Le 8 septembre 2005 | Jacques Trémintin

Comment être père aujourd’hui ?

Jean Le Camus


éd. Odile Jacob, 2005 (219 p. ; 19,60 €) | Commander ce livre

Thème : Parentalité

Il fut longtemps titulaire d’une autorité quasi despotique, fonctionnant sur un mode empreint de sévérité, de distance affective et de présence lointaine. Jacques Lacan lui fixait comme mission de mettre un terme à la relation fusionnelle entretenue depuis la naissance par la mère avec son nourrisson. Pour tous, il incarnait l’éducateur juste, mais impitoyable dans le respect de la loi. Et puis voilà que la statue du commandeur s’est mise à osciller : adieu à la paternité subie, place à la paternité choisie ; adieu à la paternité indissoluble, place à la paternité contractuelle ou provisoire ; adieu à la paternité uniformisée, place à la paternité plurielle ! Au modèle unique du père sévère dont on n’attendait qu’une seule compétence (répondre au besoin d’autorité de l’enfant), ont succédé bien des modalités différentes d’exercer cette fonction. Jean Le Camus nous en propose trois.
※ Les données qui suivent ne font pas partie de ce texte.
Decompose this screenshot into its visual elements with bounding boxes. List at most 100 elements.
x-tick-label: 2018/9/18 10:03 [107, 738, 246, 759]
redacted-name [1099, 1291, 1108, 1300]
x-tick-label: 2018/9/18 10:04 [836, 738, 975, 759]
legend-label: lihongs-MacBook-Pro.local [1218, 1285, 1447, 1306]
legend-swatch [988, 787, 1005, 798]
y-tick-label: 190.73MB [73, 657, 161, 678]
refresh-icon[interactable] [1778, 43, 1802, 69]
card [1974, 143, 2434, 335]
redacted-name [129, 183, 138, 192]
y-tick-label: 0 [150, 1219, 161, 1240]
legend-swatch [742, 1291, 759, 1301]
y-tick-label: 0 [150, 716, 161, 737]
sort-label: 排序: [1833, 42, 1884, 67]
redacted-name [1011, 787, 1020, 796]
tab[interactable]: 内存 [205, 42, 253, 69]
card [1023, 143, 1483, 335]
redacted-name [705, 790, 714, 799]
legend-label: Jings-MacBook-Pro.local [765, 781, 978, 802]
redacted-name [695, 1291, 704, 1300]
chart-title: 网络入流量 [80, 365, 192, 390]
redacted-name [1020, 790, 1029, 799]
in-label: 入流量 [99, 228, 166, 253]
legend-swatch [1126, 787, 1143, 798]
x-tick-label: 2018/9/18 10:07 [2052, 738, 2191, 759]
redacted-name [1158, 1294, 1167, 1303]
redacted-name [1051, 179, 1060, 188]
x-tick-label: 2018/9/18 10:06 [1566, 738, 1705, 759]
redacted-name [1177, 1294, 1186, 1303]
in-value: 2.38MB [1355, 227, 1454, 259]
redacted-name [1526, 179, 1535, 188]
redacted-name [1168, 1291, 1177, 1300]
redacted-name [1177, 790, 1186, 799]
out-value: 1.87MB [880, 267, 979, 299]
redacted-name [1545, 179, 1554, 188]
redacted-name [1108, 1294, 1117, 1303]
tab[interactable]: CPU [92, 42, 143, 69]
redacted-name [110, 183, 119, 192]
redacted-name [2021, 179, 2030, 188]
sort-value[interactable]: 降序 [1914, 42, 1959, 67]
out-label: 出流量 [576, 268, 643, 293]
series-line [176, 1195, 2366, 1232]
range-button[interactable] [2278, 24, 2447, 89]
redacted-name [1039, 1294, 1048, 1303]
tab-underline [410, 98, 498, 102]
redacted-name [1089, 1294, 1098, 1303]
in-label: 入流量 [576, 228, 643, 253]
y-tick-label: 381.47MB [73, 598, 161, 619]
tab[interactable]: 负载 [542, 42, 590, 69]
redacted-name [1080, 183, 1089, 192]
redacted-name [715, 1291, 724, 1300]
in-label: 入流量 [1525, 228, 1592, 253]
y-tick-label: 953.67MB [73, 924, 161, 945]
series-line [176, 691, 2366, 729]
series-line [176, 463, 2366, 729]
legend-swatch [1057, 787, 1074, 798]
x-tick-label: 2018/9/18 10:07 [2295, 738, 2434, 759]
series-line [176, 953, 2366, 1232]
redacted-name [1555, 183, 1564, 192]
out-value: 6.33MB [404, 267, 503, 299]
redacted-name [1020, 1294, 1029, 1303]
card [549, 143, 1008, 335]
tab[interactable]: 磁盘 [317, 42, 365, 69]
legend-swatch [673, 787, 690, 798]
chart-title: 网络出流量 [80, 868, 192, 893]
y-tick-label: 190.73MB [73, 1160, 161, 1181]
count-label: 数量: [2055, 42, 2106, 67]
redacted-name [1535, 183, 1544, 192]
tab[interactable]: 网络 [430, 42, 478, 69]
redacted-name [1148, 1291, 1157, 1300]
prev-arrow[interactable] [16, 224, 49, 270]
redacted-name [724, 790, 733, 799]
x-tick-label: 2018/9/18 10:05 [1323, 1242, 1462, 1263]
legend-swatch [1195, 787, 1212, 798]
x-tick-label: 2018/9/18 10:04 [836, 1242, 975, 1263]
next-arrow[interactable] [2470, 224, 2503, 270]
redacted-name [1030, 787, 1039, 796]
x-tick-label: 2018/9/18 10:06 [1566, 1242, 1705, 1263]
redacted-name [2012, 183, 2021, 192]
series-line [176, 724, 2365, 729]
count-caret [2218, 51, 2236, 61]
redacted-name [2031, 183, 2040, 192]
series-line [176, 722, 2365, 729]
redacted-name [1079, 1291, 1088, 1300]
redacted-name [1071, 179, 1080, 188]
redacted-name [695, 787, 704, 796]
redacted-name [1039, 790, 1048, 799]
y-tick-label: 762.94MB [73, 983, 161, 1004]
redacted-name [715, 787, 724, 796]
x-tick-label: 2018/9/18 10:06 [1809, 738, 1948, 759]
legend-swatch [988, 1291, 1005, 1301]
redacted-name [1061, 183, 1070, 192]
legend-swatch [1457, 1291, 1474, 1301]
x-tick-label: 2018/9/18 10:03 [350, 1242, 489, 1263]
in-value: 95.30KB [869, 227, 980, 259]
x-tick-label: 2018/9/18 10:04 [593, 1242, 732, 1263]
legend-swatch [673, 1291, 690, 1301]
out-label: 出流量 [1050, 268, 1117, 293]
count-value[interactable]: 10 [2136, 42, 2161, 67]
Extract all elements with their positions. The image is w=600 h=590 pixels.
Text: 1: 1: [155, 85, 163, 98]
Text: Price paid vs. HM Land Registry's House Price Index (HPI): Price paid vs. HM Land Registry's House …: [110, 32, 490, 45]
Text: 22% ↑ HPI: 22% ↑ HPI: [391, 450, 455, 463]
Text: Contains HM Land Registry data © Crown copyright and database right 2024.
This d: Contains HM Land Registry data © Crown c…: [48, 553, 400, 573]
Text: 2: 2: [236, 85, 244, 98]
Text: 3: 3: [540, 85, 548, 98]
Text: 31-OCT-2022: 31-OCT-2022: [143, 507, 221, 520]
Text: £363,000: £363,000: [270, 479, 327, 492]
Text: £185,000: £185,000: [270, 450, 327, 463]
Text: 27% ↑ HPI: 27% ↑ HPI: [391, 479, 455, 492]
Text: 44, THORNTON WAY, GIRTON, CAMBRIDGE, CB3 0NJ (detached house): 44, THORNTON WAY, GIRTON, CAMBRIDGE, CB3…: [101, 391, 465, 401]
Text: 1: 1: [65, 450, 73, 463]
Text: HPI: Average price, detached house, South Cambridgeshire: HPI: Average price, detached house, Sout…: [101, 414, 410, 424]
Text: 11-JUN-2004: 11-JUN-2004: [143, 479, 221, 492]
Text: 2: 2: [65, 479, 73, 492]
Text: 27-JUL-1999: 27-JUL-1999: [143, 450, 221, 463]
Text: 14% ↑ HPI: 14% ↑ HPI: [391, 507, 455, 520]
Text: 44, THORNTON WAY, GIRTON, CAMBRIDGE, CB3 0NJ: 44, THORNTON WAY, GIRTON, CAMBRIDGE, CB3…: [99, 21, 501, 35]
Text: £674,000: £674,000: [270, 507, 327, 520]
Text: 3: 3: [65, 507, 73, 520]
C’est d’abord le « papa poule » qui adopte des comportements relevant traditionnellement de la mère : donner le biberon, le bain, changer la couche, câliner… C’est ensuite le père libéré qui recherche avant tout dans la parentalité son propre accomplissement individuel. C’est enfin le père présent : investi, disponible, participant, consistant, responsable, conscient de sa fonction de parent masculin. Contrairement à ce que tentent vainement d’accréditer les nostalgiques du paterfamilias d’autrefois, ces nouveaux modèles, entre lesquels beaucoup de pères zigzaguent, ne sont pas responsables de l’enfant-roi tant décrié. Ce qui l’a fait émerger, c’est bien plutôt l’abandon dans la relation parent/enfant, de l’asymétrie expert/novice (qui permet de donner des directives et d’interdire) que l’implication du père qui ne fait au contraire que renforcer les capacités relationnelles du petit d’homme. Réduire la fonction de la mère à l’apport de tendresse et celle du père à l’apport d’autorité conduit à une impasse.

Certes, « l’interchangeabilité des tâches domestiques et des activités professionnelles ne remet nullement en question la spécification portée par la hauteur de la voix, l’implantation de la pilosité, le grain de la peau, le tonus de la musculature, la taille et la morphologie » (p.129). Et sur l’axe attachement-exploration, la mère se situe plutôt vers le premier pôle et les pères vers le second. Quant à la communication avec leurs enfants, les femmes excellent plus dans le visuel, là où les hommes préfèrent le tactile et le kinesthésique. Mais, si le genre vient effectivement moduler la façon d’être parent ainsi que la manière d’aimer, chacun est néanmoins capable d’apporter réconfort et stimulation, tendresse et interdits, affection et punitions. L’auteur plaide pour que les pères soient présents aux côtés de la mère dès le début et pas seulement quand cette dernière le désire. On commence à être père dès l’émergence du désir d’enfant, explique-t-il, et non seulement quand l’enfant atteint l’âge du discernement.